In the evening I went out with Carrie from my original yoga group. Her son is a chef, and she wanted to try the new restaurant he's working at, Quinn's on Capitol Hill. (This put me on Capitol Hill for the fourth time in seven days. I can even find parking now.) Quinn's looks like a pub for 30-somethings but it turns out to be a Euro-inspired restaurant. I had the "duck! duck! mousse" appetizer and the a pear salad, plus some of the fabulous braised lamb on polenta Carrie ordered. Unfortunately, I was driving so couldn't indulge in one of the amazing house signature cocktails. I will be back!

Today was the 10th anniversary of the Fremont networking group I belong to and we met for lunch at a new venue that is managed by the fellow who owned the original venue the group started at. Great party. From there I headed down to Pioneer Square for a client meeting, and finally managed to pick up the replacement light fixtures Zorg and I needed for our offices at the Seattle Lighting Outlet down by the port. The fellows who filled the order were...hilarious. While the main store is fairly sedate, the outlet has a popcorn cart and a rather amazing assortment of deeply discounted fixtures. There's a pottery outlet just across the street on South Hanford; I think I need to get back down there some afternoon.

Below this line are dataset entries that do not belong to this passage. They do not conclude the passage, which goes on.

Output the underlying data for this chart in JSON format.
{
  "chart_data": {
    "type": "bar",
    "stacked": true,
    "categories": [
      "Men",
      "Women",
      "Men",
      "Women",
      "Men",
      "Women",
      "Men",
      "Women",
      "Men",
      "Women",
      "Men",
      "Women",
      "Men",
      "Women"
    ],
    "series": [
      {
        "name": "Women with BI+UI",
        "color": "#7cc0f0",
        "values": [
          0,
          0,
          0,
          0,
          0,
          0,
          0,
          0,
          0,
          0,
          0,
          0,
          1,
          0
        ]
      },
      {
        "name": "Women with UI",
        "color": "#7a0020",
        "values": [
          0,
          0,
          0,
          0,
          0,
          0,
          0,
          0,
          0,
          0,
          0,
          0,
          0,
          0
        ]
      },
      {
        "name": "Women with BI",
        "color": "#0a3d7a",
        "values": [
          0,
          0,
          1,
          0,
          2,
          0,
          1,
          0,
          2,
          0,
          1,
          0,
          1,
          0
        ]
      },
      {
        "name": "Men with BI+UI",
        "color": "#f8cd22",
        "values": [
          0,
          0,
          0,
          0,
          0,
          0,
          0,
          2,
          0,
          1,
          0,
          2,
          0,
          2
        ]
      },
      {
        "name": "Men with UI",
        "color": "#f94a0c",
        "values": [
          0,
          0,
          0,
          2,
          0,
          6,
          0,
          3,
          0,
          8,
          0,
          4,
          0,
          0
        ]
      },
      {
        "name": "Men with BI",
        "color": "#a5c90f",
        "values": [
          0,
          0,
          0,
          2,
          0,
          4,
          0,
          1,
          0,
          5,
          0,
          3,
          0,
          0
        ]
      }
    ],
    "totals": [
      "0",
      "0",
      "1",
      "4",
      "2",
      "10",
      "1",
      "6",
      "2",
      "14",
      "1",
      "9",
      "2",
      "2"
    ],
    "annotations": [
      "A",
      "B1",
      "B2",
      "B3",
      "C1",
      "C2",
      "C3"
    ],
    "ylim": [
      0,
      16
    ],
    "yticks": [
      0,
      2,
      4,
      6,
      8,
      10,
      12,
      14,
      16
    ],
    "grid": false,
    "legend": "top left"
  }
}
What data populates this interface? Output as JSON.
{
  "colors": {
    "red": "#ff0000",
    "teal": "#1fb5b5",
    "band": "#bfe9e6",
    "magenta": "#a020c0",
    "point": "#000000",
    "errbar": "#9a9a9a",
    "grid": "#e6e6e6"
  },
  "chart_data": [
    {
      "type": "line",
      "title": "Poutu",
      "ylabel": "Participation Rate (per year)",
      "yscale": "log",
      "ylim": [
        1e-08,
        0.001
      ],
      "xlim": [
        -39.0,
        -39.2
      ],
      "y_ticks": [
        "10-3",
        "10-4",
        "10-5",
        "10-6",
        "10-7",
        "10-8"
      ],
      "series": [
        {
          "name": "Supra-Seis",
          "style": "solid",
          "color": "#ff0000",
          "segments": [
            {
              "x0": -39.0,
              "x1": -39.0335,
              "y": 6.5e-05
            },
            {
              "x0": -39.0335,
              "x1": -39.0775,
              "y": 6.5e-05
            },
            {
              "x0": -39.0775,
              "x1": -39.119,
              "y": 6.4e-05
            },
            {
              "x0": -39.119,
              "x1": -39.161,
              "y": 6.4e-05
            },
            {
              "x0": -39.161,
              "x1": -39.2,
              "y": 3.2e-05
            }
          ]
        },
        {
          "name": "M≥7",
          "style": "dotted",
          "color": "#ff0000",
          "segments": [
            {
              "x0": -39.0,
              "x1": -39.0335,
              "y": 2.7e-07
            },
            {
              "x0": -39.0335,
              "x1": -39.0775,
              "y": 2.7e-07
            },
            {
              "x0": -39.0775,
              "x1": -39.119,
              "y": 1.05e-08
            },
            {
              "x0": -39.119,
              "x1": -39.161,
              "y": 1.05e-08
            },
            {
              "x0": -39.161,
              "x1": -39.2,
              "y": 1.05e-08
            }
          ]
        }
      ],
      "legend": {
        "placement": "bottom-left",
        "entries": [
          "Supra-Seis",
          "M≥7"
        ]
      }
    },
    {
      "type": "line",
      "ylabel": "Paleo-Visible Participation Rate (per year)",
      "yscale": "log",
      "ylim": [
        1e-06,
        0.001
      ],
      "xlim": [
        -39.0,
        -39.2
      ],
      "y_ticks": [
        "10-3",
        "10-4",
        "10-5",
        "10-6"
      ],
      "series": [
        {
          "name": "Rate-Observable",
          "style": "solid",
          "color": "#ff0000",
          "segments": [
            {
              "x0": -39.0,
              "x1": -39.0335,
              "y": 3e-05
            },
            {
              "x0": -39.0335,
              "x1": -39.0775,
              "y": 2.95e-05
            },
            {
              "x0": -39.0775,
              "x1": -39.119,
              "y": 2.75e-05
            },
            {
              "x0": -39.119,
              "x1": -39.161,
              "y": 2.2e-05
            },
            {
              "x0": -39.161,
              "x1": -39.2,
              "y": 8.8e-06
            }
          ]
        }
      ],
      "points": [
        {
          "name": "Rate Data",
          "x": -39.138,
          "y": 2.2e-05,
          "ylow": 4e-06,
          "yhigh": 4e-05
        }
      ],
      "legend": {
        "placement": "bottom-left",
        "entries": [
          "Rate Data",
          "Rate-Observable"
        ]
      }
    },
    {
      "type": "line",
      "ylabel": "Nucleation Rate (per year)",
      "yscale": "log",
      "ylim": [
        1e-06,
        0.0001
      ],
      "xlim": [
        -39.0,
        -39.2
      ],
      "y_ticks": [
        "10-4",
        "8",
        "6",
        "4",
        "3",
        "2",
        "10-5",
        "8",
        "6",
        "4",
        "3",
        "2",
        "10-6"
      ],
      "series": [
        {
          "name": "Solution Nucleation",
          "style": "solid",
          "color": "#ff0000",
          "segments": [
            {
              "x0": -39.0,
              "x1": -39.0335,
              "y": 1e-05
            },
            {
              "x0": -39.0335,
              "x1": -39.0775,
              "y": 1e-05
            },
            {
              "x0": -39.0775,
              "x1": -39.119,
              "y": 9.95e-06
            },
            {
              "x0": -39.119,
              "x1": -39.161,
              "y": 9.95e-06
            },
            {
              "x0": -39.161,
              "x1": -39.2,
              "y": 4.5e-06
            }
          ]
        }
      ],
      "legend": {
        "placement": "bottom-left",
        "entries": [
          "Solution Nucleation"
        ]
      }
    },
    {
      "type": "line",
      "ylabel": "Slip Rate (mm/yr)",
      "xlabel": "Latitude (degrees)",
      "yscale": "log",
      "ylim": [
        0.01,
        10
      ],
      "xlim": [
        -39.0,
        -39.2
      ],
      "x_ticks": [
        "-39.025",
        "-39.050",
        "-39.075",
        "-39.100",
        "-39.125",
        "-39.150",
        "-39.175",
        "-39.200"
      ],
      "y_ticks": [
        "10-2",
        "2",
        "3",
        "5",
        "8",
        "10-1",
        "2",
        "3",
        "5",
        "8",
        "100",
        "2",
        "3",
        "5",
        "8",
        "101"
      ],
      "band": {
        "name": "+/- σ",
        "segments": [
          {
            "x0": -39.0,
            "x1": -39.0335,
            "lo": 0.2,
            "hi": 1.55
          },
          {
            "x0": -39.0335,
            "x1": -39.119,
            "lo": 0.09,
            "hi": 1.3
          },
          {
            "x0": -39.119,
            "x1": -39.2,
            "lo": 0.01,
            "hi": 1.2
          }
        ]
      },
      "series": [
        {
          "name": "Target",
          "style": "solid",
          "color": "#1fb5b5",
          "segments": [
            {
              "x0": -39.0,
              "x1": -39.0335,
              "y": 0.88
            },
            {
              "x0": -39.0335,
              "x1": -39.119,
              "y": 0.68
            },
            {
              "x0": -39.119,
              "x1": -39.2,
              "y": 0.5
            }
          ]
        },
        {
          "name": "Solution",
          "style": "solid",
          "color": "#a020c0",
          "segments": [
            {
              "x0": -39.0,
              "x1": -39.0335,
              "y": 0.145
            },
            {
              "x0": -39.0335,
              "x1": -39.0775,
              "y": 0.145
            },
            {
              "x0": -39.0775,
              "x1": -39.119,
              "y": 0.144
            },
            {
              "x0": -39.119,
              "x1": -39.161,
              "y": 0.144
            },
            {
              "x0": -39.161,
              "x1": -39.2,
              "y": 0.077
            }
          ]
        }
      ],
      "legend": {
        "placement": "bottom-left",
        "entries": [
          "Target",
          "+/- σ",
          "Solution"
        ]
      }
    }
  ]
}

My mom called from Florida to report that my aunt (her late brother's widow) had died after a short illness. Now all my aunts and uncles are gone, and my mom, who's 89, is the last one of her generation in the family. My mom, who is very healthy, is still having difficulty with the idea that perhaps she won't live forever. It's understandable...she has more energy than most people half her age.